Inside the Old City wall, two thousand ultra-Orthodox Jews refused to quit, although surrounded by fifty thousand Arabs and separated from their own population.
Supplies had to come from the coast through a thicket of Arab strongholds, then into the vulnerable Bab el Wad. The British made little pretense of patrolling the road.
In preparation for the siege, the Jews had made a survey of all cisterns in their part of the city. Because of periodic drought and perennial water shortages, rainwater had long been trapped on the flat rooftops of the houses and channeled into underground concrete holding tanks. Many houses had them, but they had long been out of use since a modern water system had been installed with pumping stations near the coast.
Chemicals had been put into the cisterns to preserve the water and they were capped with cement covers. It was determined that the cisterns held some three months’ supply of water if rationed at the rate of ten gallons per family per day.
The plan came none too soon, for the Arabs blew up water pipes all along the line into West Jerusalem and the British declined to get involved in rebuilding or guarding them.
Each day water trucks opened a given number of cisterns and distributed what became liquid gold. Each housewife set aside one gallon for essential drinking and cooking. The balance went through a series of declining usages so it could be recycled several times for personal washing or cleaning the most necessary cooking utensils. A tad was allowed for brushing teeth, laundry came last, and the final daily use was the toilet’s single flushing. There was no water for showers, gardens, or effective sanitation. In the ensuing months, Jerusalem’s streets became filmed with desert dust. As the Jews slowly dehydrated, their city took on a death-like browned-out look.
There was no fuel, except for hospitals, the military, and bakeries. Candles replaced electric lights. The Jerusalem housewife did her cooking on a communal bonfire. Because there never had been much timber in the region, people dismantled wooden railings and window sashes and chopped up furniture.
The only edible greens were dandelions. The ration fell to a borderline starvation level of six hundred calories a day. A make-shift airstrip that could only accommodate a small single-engine plane was where the Yishuv’s ‘air force’ made daily runs of baby formula, emergency medicines, small arms, and the Yishuv’s leaders.

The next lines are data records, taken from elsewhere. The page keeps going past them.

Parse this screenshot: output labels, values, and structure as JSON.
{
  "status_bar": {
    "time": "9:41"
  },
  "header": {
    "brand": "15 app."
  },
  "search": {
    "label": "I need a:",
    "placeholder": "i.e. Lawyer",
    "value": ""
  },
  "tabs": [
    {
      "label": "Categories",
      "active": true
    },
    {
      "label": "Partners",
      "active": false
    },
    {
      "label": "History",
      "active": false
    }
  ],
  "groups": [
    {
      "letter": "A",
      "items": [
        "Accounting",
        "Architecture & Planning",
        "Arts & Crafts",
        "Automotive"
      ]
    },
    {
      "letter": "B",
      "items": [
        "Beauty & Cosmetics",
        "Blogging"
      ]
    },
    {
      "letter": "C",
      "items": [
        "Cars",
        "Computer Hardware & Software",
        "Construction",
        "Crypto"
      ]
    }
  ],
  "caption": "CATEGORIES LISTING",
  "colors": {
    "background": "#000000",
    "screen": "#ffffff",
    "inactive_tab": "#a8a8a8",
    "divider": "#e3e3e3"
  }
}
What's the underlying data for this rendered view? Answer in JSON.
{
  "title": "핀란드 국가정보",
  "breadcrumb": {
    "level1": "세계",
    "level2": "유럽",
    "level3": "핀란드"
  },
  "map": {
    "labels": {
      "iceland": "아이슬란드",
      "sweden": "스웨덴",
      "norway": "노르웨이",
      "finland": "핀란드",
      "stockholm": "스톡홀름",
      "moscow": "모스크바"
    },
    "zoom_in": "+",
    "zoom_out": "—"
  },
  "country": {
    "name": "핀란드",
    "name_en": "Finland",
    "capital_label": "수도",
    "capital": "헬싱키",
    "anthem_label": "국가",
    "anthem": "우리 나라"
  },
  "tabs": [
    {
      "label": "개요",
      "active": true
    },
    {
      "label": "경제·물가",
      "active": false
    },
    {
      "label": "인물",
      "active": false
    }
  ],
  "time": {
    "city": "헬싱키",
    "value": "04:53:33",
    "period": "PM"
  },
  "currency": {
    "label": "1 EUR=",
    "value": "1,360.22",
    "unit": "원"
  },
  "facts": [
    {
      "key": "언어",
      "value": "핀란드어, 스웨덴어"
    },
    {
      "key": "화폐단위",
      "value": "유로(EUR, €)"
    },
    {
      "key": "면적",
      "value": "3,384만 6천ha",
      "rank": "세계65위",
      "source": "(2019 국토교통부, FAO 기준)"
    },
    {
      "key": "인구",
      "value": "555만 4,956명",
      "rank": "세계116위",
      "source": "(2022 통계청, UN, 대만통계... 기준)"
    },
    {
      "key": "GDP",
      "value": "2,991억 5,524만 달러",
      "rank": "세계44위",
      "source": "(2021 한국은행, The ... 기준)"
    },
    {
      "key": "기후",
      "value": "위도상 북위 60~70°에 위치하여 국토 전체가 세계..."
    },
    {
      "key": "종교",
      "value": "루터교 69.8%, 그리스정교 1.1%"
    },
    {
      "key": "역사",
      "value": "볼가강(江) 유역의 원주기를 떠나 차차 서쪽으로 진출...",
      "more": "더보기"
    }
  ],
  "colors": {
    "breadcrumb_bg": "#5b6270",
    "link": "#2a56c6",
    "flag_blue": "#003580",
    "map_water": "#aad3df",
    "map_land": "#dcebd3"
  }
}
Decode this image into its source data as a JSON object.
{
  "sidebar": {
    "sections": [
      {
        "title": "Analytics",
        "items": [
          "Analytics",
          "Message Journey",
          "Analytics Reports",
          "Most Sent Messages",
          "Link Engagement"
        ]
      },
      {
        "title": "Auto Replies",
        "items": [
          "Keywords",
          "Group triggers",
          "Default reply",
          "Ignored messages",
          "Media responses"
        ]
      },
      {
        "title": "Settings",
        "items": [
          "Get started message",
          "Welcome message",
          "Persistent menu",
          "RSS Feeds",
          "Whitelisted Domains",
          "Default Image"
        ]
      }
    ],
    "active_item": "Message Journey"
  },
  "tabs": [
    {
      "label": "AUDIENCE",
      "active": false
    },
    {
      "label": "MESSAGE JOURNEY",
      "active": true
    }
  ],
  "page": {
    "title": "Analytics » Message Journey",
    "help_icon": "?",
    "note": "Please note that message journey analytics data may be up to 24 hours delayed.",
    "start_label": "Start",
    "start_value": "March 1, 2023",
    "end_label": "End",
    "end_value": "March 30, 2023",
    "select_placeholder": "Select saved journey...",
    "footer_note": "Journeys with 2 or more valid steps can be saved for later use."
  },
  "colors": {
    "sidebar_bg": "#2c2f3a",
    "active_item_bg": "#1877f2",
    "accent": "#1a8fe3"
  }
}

Strategically the Jews were in impossible shape. The region was ponderously Arab. The Haganah had its troops spread so thin in trying to protect a bulky urban area that its lines sprung leaks all over. The arsenal consisted of five hundred rifles and some odds and ends, including the Little David mortars which had been used so effectively in Safed. These ‘Davidkas’ were moved from location to location to make the Arabs think the Jews had many more of them.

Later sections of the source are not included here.